Journalist longs to be legal in the country he loves

February 01, 2012|BY JULIE SHAW, shawj@phillynews.com 215-854-2592

JOSE ANTONIO Vargas, a former Daily News intern and Washington Post Pulitzer Prize winner, was on a New York subway last summer when a Hispanic woman yelled out to him: "El Chino!"

"She told me she also doesn't have papers," said Vargas, who outed himself as an undocumented immigrant in a 4,600-word article in June in the New York Times Magazine.

And at a Starbucks near his Greenwich Village apartment, a young white girl also recognized him, saying: "You're the Asian guy on Colbert!"

Story continues below.

(Vargas, by the way, isn't Chinese; he's Filipino.)

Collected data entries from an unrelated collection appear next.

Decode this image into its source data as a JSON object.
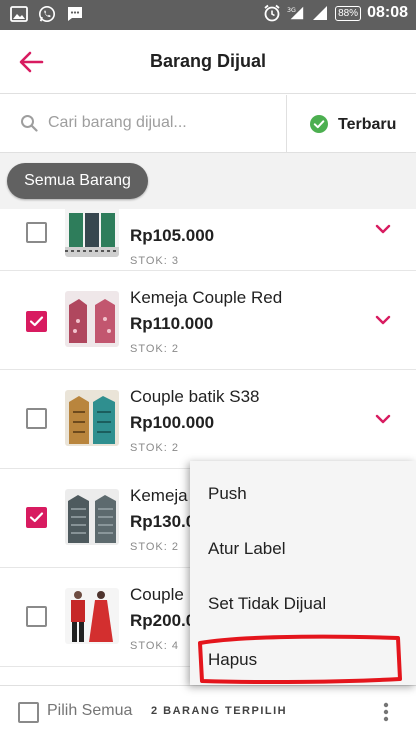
{
  "status_bar": {
    "signal_label": "3G",
    "battery": "88%",
    "time": "08:08"
  },
  "header": {
    "title": "Barang Dijual"
  },
  "search": {
    "placeholder": "Cari barang dijual...",
    "value": ""
  },
  "sort": {
    "label": "Terbaru"
  },
  "filter": {
    "chip_label": "Semua Barang"
  },
  "products": [
    {
      "name": "",
      "price": "Rp105.000",
      "stock": "STOK: 3",
      "checked": false
    },
    {
      "name": "Kemeja Couple Red",
      "price": "Rp110.000",
      "stock": "STOK: 2",
      "checked": true
    },
    {
      "name": "Couple batik S38",
      "price": "Rp100.000",
      "stock": "STOK: 2",
      "checked": false
    },
    {
      "name": "Kemeja",
      "price": "Rp130.0",
      "stock": "STOK: 2",
      "checked": true
    },
    {
      "name": "Couple",
      "price": "Rp200.0",
      "stock": "STOK: 4",
      "checked": false
    }
  ],
  "bottom_bar": {
    "select_all_label": "Pilih Semua",
    "selected_count_label": "2 BARANG TERPILIH"
  },
  "menu": {
    "items": [
      "Push",
      "Atur Label",
      "Set Tidak Dijual",
      "Hapus"
    ]
  },
  "colors": {
    "accent": "#d81b60",
    "check_green": "#4caf50",
    "highlight_ring": "#e4151c"
  }
}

Since his Times piece, Vargas has been interviewed on ABC's "Nightline," CNN, MSNBC, Fox News, NPR, by Stephen Colbert and in numerous print and Web outlets.

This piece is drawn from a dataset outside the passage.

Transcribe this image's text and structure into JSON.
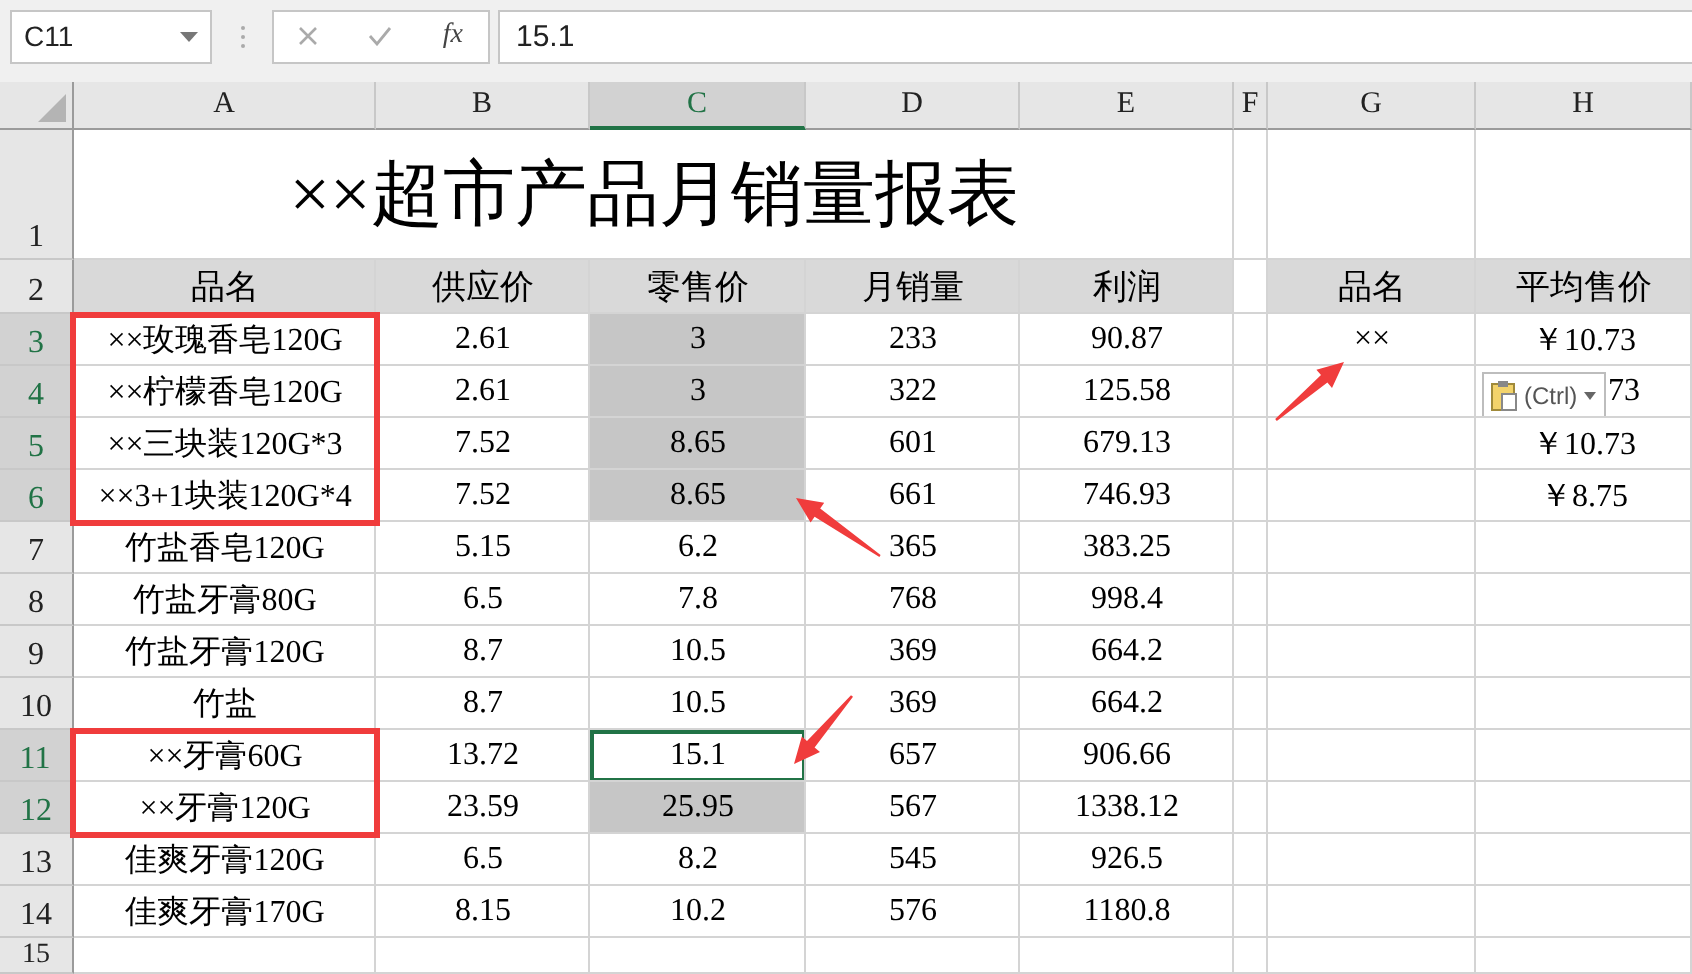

He realizes that, at any moment, he can be arrested by U.S. Immigration and Customs Enforcement agents and deported back to the Philippines.

"I am prepared for that," he said as we sat last month on red-leather seats inside his one-bedroom New York apartment tucked inside a tan-brick building above a shoe store.

"Yeah, I'm fearful just like any undocumented person is fearful," he said. "I've always been looking over my shoulder. I've always had this nagging feeling that someone could pick me up."

No one from ICE has contacted him, though.

Luis Martinez, ICE spokesman in the New York field office, did not recognize Vargas' name or his story when asked by the Daily News. He said he could not discuss an individual case because of the agency's privacy policy.

Ross Feinstein, an ICE spokesman in Washington, said the agency focuses its enforcement efforts on people who present the most significant threats to public safety, including "those convicted of crimes" and "egregious immigration-law violators."

Vargas, who does not fall into those categories, said: "In some ways, I think what I've basically done is kind of just dared the entire system. I don't think you could have been more public; it's as public as one could get."

 

Not just about me

Vargas was in Florida this week, ahead of the state's critical primary. On Monday night, he spoke to an audience of more than 120 at the University of Florida's Bob Graham Center for Public Service in Gainesville about his immigration story and about the country's record deportation levels under President Obama.

He also touched on the Republican presidential candidates' race, commenting on a statement made by Mitt Romney, who suggested that illegal immigrants who couldn't find work under his plan would "self-deport."